Otro aspecto relevante es el costo que estas deudas generan en las familias. Durante el encarcelamiento, muchos hogares ya sufren el peso de cubrir gastos relacionados con la prisión: traslados, alimentos, medicinas, sobornos o cuotas ilegales. Tras la liberación, la familia se convierte en garante de los pagos que el liberado no puede cubrir. Madres, esposas o hijos se ven obligados a endeudarse o a asumir dobles jornadas laborales para ayudar a cumplir con los compromisos económicos que dejó la sentencia. Este fenómeno convierte la pena en un castigo colectivo, que afecta a toda una red familiar y no únicamente al sentenciado.
El problema, además, no encuentra soluciones claras en el diseño actual de la política criminal mexicana. La condonación de deudas en casos de insolvencia es casi inexistente, y los mecanismos de apoyo post-penitenciario suelen limitarse a programas de empleo precarios que no resuelven el trasfondo estructural. En muchos países se ha comenzado a discutir la necesidad de mecanismos de justicia restaurativa que busquen formas de reparación no necesariamente económicas, como trabajo comunitario o proyectos de reintegración social que beneficien tanto a víctimas como a ofensores. México, sin embargo, mantiene un esquema rígido en el que la libertad siempre lleva implícito un precio monetario que muchos simplemente no pueden pagar.
En última instancia, la deuda post-penitenciaria revela una verdad incómoda: el sistema penal no se limita a privar de libertad, sino que también perpetúa la desigualdad económica que llevó a muchas personas al delito en primer lugar. Ser pobre en México aumenta la probabilidad de ser detenido, de enfrentar prisión preventiva y, tras la condena, de no poder cubrir las sanciones económicas. La criminalización se convierte así en un ciclo sostenido por la pobreza.

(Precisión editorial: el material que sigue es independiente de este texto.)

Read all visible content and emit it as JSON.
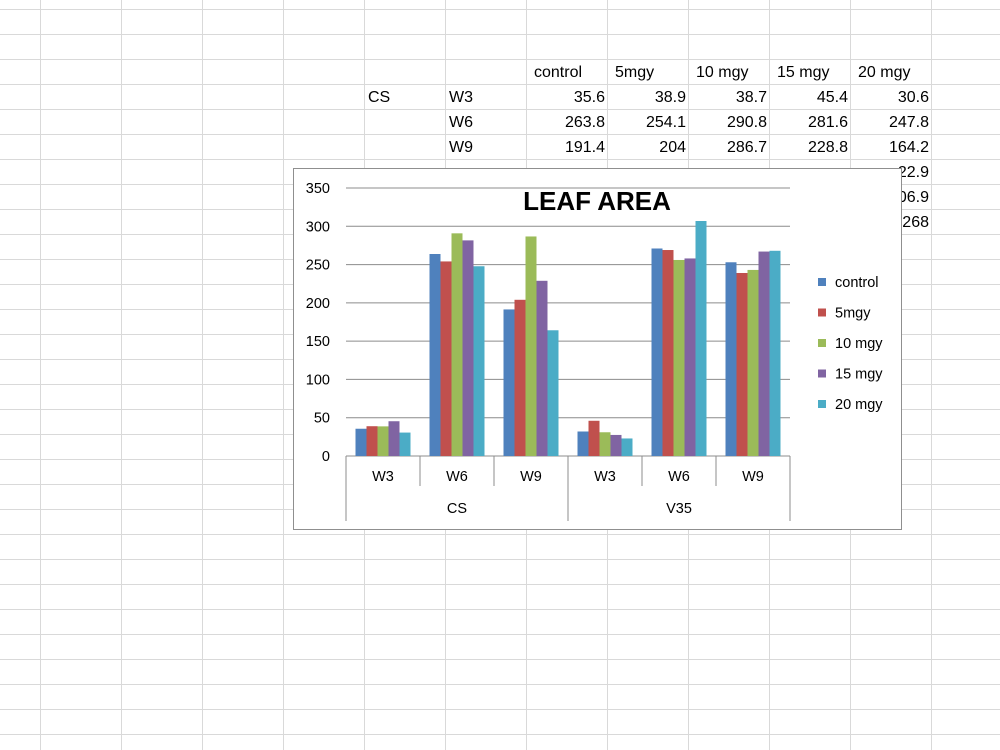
{
  "sheet": {
    "header_row": {
      "control": "control",
      "m5": "5mgy",
      "m10": "10 mgy",
      "m15": "15 mgy",
      "m20": "20 mgy"
    },
    "rows": [
      {
        "group": "CS",
        "week": "W3",
        "control": "35.6",
        "m5": "38.9",
        "m10": "38.7",
        "m15": "45.4",
        "m20": "30.6"
      },
      {
        "group": "",
        "week": "W6",
        "control": "263.8",
        "m5": "254.1",
        "m10": "290.8",
        "m15": "281.6",
        "m20": "247.8"
      },
      {
        "group": "",
        "week": "W9",
        "control": "191.4",
        "m5": "204",
        "m10": "286.7",
        "m15": "228.8",
        "m20": "164.2"
      }
    ],
    "partial_visible": {
      "row4_m20": "22.9",
      "row5_m20": "06.9",
      "row6_m20": "268"
    }
  },
  "chart_data": {
    "type": "bar",
    "title": "LEAF AREA",
    "y_ticks": [
      "0",
      "50",
      "100",
      "150",
      "200",
      "250",
      "300",
      "350"
    ],
    "ylim": [
      0,
      350
    ],
    "gridlines": true,
    "legend_position": "right",
    "categories": [
      {
        "label": "W3",
        "group": "CS"
      },
      {
        "label": "W6",
        "group": "CS"
      },
      {
        "label": "W9",
        "group": "CS"
      },
      {
        "label": "W3",
        "group": "V35"
      },
      {
        "label": "W6",
        "group": "V35"
      },
      {
        "label": "W9",
        "group": "V35"
      }
    ],
    "groups": [
      "CS",
      "V35"
    ],
    "series": [
      {
        "name": "control",
        "color": "#4F81BD",
        "values": [
          35.6,
          263.8,
          191.4,
          32,
          271,
          253
        ]
      },
      {
        "name": "5mgy",
        "color": "#C0504D",
        "values": [
          38.9,
          254.1,
          204,
          46,
          269,
          239
        ]
      },
      {
        "name": "10 mgy",
        "color": "#9BBB59",
        "values": [
          38.7,
          290.8,
          286.7,
          31,
          256,
          243
        ]
      },
      {
        "name": "15 mgy",
        "color": "#8064A2",
        "values": [
          45.4,
          281.6,
          228.8,
          27.5,
          258,
          267
        ]
      },
      {
        "name": "20 mgy",
        "color": "#4BACC6",
        "values": [
          30.6,
          247.8,
          164.2,
          22.9,
          306.9,
          268
        ]
      }
    ]
  }
}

Si de verdad se quiere hablar de justicia y reinserción, es indispensable replantear este enfoque. La libertad no debería estar condicionada a la capacidad de pago, y la reparación del daño no puede convertirse en un obstáculo insuperable que extienda la condena indefinidamente. Es necesario diseñar políticas públicas que contemplen la insolvencia, que ofrezcan alternativas viables y que comprendan que la verdadera reparación social no surge de la asfixia económica, sino de la posibilidad real de reconstruir un proyecto de vida fuera del delito. Mientras tanto, en México, para miles de liberados, la frase “pagar tu deuda con la sociedad” sigue siendo literal: un costo económico que persigue incluso después del encierro, convirtiendo la libertad en un privilegio caro e incompleto.